The law has failed to produce the projected savings, and in many cases is costing taxpayers more money. In 2007 the Maine Legislature was told that consolidation would save at least $36.5 million and it was cut from the biennial budget that also embodied the consolidation law. The net annualized savings projected from the approved reorganization plans is just over $1.6 million statewide. These savings will be offset by the cost of unifying employment contracts in subsequent years. The authors of this law ignored its impact, but individual estimates are around $18 million over three years, with built in contractual increases annually.

Examples of unintended financial consequences

  • Cost shifting that places a greater financial burden on some towns in the new district. Pownal residents saw a 25% tax increase, and for Durham it was up 19%. Alna residents' tax bills are up 33%, an average of $1000 per taxpayer, according to the Wiscasset Newspaper on Sept. 24. Their share of education expenses for RSU 12 was around 70% higher than their cost of education in the previous year before consolidation.  An offset from surplus funds reduced the increase to 60%.
  • When the preliminary numbers were released in March 2009, state subsidy losses affected over half of the new districts; for six of them the loss ranges from over $500,000 up to over $750,000. Some of the decrease is due to increase in valuation and decrease in student population, but cost shifting is also a factor.

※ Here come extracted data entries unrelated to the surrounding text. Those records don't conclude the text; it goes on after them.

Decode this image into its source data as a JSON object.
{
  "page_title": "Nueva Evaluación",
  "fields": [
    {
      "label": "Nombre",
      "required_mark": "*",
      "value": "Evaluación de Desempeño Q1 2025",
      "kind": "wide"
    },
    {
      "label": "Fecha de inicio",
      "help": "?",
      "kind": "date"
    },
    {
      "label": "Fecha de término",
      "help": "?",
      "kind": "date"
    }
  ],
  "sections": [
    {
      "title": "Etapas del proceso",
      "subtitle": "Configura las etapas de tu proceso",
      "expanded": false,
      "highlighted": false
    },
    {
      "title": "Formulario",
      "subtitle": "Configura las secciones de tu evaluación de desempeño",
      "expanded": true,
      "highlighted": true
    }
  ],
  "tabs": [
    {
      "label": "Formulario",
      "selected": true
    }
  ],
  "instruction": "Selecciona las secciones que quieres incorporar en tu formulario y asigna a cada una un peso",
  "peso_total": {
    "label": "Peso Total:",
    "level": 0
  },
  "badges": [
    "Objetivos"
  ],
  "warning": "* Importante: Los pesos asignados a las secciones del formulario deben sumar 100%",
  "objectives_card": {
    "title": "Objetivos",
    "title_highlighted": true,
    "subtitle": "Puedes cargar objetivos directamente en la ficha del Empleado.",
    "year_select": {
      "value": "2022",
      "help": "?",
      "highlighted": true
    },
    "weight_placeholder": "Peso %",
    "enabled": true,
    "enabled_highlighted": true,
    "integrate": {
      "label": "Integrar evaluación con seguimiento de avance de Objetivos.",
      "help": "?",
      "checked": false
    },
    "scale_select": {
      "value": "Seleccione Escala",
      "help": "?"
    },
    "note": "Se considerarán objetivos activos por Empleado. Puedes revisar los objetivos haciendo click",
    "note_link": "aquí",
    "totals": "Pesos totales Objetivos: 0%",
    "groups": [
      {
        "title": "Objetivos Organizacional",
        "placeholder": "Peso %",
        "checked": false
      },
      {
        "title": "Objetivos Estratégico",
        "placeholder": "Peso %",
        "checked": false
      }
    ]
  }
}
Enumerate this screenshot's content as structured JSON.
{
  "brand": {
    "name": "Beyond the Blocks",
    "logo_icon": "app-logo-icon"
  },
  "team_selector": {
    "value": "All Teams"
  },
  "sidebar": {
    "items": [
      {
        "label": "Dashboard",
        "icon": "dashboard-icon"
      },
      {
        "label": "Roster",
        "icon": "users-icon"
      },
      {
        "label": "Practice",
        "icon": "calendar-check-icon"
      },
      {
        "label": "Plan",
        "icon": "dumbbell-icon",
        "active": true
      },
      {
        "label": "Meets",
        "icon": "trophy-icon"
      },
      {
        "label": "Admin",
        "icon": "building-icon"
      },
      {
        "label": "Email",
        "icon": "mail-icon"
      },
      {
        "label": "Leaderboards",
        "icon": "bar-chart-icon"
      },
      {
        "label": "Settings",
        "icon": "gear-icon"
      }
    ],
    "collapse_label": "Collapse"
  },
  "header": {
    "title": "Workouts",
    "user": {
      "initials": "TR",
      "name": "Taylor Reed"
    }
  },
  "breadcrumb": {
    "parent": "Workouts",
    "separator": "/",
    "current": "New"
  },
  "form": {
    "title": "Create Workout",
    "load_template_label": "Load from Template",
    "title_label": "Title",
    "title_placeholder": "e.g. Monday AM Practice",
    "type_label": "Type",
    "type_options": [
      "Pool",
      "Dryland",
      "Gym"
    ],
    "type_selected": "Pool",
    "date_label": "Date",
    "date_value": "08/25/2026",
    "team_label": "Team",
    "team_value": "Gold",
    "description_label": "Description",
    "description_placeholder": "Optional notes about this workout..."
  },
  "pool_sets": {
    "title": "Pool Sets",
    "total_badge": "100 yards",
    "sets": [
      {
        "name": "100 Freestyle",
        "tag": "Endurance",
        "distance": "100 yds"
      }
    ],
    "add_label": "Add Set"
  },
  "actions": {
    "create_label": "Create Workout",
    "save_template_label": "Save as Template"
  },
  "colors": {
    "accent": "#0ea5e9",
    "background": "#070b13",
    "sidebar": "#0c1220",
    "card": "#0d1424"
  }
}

  • Cost of unified employment contracts should have been a factor in determining legislation but was ignored. While supporters of the law claim it is not quantifiable because it will be negotiated in the future, others assume the process of collective bargaining will not result in teachers accepting pay cuts. Individual school districts have come up with estimates, and collectively they approach $18 million statewide over three years. Donaldson: "Report Card"; May 2009
  • Loss of eligibility for Federal funding programs, for example, RSU 24 will lose $600,000 to $1,000,000 in Federal money because they are now too large to qualify for this aid targeted toward smaller schools.